On the Emerging Potential of Quantum Annealing Hardware for Combinatorial Optimization

TL;DR

This paper evaluates the latest quantum annealing hardware's performance on combinatorial optimization problems, showing potential benefits in specific contrived cases but not yet a definitive advantage over classical methods.

Contribution

It provides a benchmarking assessment of D-Wave's latest quantum annealer, highlighting instances where it outperforms classical algorithms in certain problem classes.

Findings

Quantum annealer shows run time benefits on some contrived problems.

Hardware continues to improve with each iteration, warranting further benchmarking.

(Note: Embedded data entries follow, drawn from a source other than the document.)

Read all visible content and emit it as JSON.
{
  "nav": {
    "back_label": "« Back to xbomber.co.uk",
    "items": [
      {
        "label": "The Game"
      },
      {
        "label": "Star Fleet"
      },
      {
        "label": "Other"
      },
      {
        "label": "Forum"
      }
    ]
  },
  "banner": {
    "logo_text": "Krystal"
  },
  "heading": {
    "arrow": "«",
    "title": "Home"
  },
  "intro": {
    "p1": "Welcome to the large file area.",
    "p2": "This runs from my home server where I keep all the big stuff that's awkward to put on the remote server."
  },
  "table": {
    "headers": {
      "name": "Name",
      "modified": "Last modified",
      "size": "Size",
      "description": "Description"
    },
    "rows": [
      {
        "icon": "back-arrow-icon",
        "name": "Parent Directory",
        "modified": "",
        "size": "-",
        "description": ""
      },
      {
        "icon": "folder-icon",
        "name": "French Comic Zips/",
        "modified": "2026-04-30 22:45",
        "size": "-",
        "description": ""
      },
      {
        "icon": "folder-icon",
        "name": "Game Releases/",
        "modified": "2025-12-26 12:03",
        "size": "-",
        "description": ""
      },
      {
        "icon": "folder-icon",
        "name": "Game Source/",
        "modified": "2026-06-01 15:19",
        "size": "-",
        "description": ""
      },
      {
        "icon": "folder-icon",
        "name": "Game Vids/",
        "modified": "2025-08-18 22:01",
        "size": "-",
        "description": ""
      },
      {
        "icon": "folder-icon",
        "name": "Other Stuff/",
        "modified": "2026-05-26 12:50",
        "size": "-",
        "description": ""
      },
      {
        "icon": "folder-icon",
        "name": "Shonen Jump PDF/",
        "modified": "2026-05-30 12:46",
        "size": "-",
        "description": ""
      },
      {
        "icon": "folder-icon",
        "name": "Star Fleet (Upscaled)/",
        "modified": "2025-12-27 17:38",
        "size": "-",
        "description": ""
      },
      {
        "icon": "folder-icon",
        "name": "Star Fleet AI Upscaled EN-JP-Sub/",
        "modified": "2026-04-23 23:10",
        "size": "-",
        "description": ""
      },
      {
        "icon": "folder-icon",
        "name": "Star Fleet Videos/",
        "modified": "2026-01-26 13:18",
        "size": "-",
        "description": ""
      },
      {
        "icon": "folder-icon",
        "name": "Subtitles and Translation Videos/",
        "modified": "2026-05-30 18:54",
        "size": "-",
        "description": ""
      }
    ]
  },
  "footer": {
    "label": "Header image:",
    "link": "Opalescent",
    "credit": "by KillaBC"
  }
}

No conclusive evidence yet of universal performance superiority over classical methods.

Abstract

Over the past decade, the usefulness of quantum annealing hardware for combinatorial optimization has been the subject of much debate. Thus far, experimental benchmarking studies have indicated that quantum annealing hardware does not provide an irrefutable performance gain over state-of-the-art optimization methods. However, as this hardware continues to evolve, each new iteration brings improved performance and warrants further benchmarking. To that end, this work conducts an optimization performance assessment of D-Wave Systems' most recent Advantage Performance Update computer, which can natively solve sparse unconstrained quadratic optimization problems with over 5,000 binary decision variables and 40,000 quadratic terms. We demonstrate that classes of contrived problems exist where this quantum annealer can provide run time benefits over a collection of established classical solution methods that represent the current state-of-the-art for benchmarking quantum annealing hardware. Although this work does not present strong evidence of an irrefutable performance benefit for this emerging optimization technology, it does exhibit encouraging progress, signaling the potential impacts on practical optimization tasks in the future.